Pinsac en poésie
Délicieux, tout en fine dentelle, que c’est beau, tels sont les mots qui se chuchotaient, de bouches à oreilles, dans les rangs serrés des chaises sagement disposées devant la façade de pierre de l’église de Pinsac. Ce lundi 15 juillet, le quintet Cavale de Prêle Abelanet a enchanté la nuit de poésie et de rêve. « Cavale, pour l’évasion, pour s’échapper, pour l’ailleurs », m’a expliqué l’accordéoniste compositrice.
Il
fait jour quand le concert commence, à l’heure où le ciel pâlit,
où le blanc de la pierre lotoise se teinte de rose, où la chaleur
cède le pas. Les musiciens paraissent un peu tendus mais ils sont
contents et ouvrent le concert par une mélodie de fête foraine, un
semblant de ritournelle, comme pour nous prendre par la main et nous
leur emboîtons le pas. Prêle est sobre au micro, elle indique les
titres des morceaux, comme une direction, comme une suggestion. Après
« Entre nuit », « Premiers pas » sonne
enfance, marche dans les sentiers, l’un derrière l’autre, comme
on en voit dans des films, des personnages au loin qui avancent et
papotent, on ne sait pas de quoi, on ne les connaît pas, on les
attend.
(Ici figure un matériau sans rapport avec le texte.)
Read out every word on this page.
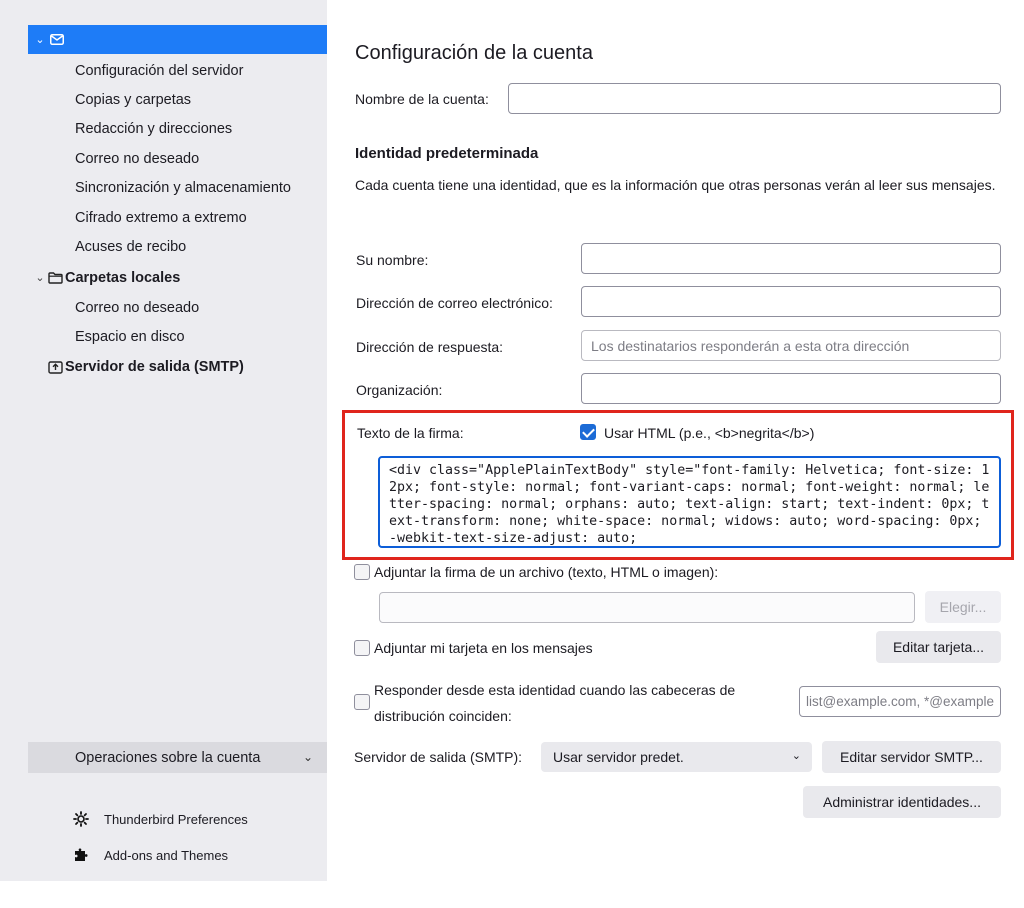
⌄
Configuración del servidor
Copias y carpetas
Redacción y direcciones
Correo no deseado
Sincronización y almacenamiento
Cifrado extremo a extremo
Acuses de recibo
⌄ Carpetas locales
Correo no deseado
Espacio en disco
Servidor de salida (SMTP)
Operaciones sobre la cuenta	⌄
Thunderbird Preferences
Add-ons and Themes
Configuración de la cuenta
Nombre de la cuenta:
Identidad predeterminada
Cada cuenta tiene una identidad, que es la información que otras personas verán al leer sus mensajes.
Su nombre:
Dirección de correo electrónico:
Dirección de respuesta:
Los destinatarios responderán a esta otra dirección
Organización:
Texto de la firma:	Usar HTML (p.e., <b>negrita</b>)
<div class="ApplePlainTextBody" style="font-family: Helvetica; font-size: 12px; font-style: normal; font-variant-caps: normal; font-weight: normal; letter-spacing: normal; orphans: auto; text-align: start; text-indent: 0px; text-transform: none; white-space: normal; widows: auto; word-spacing: 0px; -webkit-text-size-adjust: auto;
Adjuntar la firma de un archivo (texto, HTML o imagen):
Elegir...
Adjuntar mi tarjeta en los mensajes	Editar tarjeta...
Responder desde esta identidad cuando las cabeceras de
distribución coinciden:
list@example.com, *@example.com
Servidor de salida (SMTP): Usar servidor predet.	⌄	Editar servidor SMTP...
Administrar identidades...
De fragile et guillerette, la musique prend de l’épaisseur,
nourrie par des solos pleins de verve et voilà, l’ensemble, à nos
côtés. Alors, je perçois que les histoires avancent en
rebondissant. La musique est écrite, les solistes prennent tour à
tour la parole, c’est habituel, et pourtant, les mélodies
dérivent, découvrent de nouveaux chemins où nous nous sentons
curieux et séduits. Comme dans un rêve où les images s’enchaînent
selon une logique émotionnelle, la musique, très narrative,
suggère, invite à se construire ses propres histoires.
Le
morceau s’appelle Cimes. Sur mon calepin, spontanément j’écris
Sim, Sim Copans : je ne savais pas que je pensais à lui, à
l’histoire de ce festival. Il est présent donc, encore, et lie
Souillac au jazz. Je me rends compte que le concert me révèle ce
qui dort dans mon esprit. Je me tiens en alerte.
Quand
la lumière s’estompe, les cinq musiciens ont pris leurs aises et
les solos sont devenus hardis, longs et audacieux. Les spectateurs
sont tendus à leur tour, tendus vers une écoute totale, pour ne pas
perdre une note, pour agiter du fond de leur mémoire émotionnelle
des images prêtes à s’éveiller. Ils sont en condition de poésie.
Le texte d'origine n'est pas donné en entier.